回りのみんなは休みに何をしようかと談笑しているようだけど俺はそんな余裕なんて無いんだよな……
『さてと……』
まず参考書なんかを全部鞄に突っ込んで教室から後にする。
五日目だというのに未だに視線は痛い。
(……はぁ……学校ってどこもこうなのか?)
小学も中学も行ったことないからわかんないけど……これが基準なら……図太い精神の持ち主じゃないとやっていけなさそうだな。
「おーい、やーくん~!」
と廊下を歩いていると声を掛けてくる人物が一人……
振り返ると袖の丈が長くて手が制服で隠れている内のクラスの生徒……確か名前は
『布仏本音さん…でしたっけ?』
「あ、やーくん覚えてくれてたんだ」
と名前を呼ばれたことに嬉しそうに話す布仏さん…
「ねえねえ、やーくんってさかんちゃんと同じ部屋なんだよね?」
『かんちゃん?もしかしてですが簪さんのことでしょうか?』
もしかして布仏さんと簪さんは友人なのであろうか
「うん、そうだよ~かんちゃんとは幼馴染みなんだー」
と嬉しそうに話す彼女だけど何故こんな話をしてきたのであろうか…
ただ単に男の俺にお近づきになりたいために話しているのかもしくは他に起因が……
「ねえ、やーくん……かんちゃん……部屋では何してる?」
『え?なにやら真剣にディスプレイに打ち込んでいましたが……それが…』
と簪さんの近況を話すと布仏さんは先程とは違い何やら思い当たることがあるのか彼女らしからぬ思い詰めた表情を見せた。
『…………』
そういえば……
簪さんが帰宅する時間はあの初日以降夜遅くまで帰ってこない、しかも帰ってくるなりディスプレイと睨み合ってるから……かなり無理してるんじゃないだろうか
といっても俺に何が出来るというのだろうか
所詮はただの部屋が同じだけでさして接点など何もない。部屋でもあまり話もしないのに…出来ることなど…
『ん?なんだ?』
簪さんのことで悩んでいるとIS学園の前に人だかりが出来ていて俺はなんだろうと首を傾げた。

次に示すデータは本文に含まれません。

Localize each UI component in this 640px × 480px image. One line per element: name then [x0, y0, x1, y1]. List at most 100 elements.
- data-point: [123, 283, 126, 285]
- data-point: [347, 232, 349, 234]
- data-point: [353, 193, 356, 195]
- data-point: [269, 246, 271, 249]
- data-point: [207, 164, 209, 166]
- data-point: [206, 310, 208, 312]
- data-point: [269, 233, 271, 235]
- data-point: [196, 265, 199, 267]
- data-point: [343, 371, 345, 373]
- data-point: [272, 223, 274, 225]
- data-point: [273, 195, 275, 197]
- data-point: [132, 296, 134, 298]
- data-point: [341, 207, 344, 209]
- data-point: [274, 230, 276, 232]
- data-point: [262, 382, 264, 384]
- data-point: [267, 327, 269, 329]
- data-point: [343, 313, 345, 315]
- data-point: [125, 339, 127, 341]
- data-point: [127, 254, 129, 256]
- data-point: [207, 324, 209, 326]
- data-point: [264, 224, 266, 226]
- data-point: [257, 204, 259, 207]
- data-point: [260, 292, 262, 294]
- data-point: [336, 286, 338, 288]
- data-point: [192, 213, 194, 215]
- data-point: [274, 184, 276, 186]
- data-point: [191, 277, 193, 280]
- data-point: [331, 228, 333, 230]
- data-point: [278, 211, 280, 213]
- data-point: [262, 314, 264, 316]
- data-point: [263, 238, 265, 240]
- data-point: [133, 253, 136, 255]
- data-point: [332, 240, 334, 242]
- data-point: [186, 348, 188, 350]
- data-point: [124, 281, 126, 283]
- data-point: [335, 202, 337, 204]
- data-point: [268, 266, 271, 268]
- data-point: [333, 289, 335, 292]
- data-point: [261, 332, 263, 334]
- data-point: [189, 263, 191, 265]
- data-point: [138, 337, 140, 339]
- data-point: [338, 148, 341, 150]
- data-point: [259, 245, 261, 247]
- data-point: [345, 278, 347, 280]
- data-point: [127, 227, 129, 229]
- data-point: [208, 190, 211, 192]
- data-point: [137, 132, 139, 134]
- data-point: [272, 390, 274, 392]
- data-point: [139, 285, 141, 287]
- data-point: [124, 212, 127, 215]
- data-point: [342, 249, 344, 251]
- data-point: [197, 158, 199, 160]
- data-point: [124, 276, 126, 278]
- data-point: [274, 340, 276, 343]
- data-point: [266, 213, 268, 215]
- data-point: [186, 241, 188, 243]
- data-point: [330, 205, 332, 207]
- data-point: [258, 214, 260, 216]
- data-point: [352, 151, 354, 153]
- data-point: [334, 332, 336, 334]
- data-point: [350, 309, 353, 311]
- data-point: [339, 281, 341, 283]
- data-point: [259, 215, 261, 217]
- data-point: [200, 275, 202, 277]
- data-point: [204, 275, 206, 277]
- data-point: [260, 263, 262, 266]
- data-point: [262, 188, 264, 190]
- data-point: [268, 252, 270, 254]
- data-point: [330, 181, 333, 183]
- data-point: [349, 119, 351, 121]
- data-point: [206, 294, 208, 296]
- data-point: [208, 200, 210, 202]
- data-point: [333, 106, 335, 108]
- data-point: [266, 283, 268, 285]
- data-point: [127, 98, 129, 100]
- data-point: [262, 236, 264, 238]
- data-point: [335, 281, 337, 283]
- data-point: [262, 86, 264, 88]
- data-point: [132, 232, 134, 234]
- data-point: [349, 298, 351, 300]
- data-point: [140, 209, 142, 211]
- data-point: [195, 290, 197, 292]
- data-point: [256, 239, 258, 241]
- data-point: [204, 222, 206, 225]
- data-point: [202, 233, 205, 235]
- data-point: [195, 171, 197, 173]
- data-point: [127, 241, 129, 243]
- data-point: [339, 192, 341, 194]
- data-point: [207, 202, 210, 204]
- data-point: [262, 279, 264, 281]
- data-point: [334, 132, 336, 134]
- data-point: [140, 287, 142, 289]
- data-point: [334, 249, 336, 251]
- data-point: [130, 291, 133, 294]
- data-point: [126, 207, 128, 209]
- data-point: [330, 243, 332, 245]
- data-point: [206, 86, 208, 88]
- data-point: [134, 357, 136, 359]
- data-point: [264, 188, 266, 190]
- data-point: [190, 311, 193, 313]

どちみち通り道ということもあり近づいてみると車道にえらく立派なリムジンが止まっていて物珍しさにみんな止まって見ていたようだ。
「あ、リムジンだ…こんなところに止まってるってことは誰かを待ってるのかな~」
と隣の布仏さんも気になったのか考えていたことをやめてリムジンのことを見ていた。
するとリムジンの一部の窓が開いて中から…
「あ、漸く来たわね優希」
『ええ!?ア、アリサ姉!?』
リムジンの窓から顔を出したのはバニングス社の現社長のアリサ・バニングス。
母さん達の若かりしころからの親友であり今回の任務で一番にお世話になると思われる人物。
御年24歳と若いのはやはりISによる効果もあって前社長であるアリサ姉の父親は状況を垣間見て社長の座を譲り今はアリサ姉のオブザーバーとして支えているとか
「まあ話すことは山ほどあるだろうけど乗りなさい、外泊届けはもう出したんでしょ?」
『え?あ、ああ……それじゃあ布仏さん俺はこれで……また週明けにあいましょう』
「あ、う、うんそれじゃあねやーくん」
いきなりのことであったために戸惑っている布仏さんに別れを言って集まっていた女子達の視線に耐えながらもアリサ姉の乗るリムジンに乗り込んでいくのであった。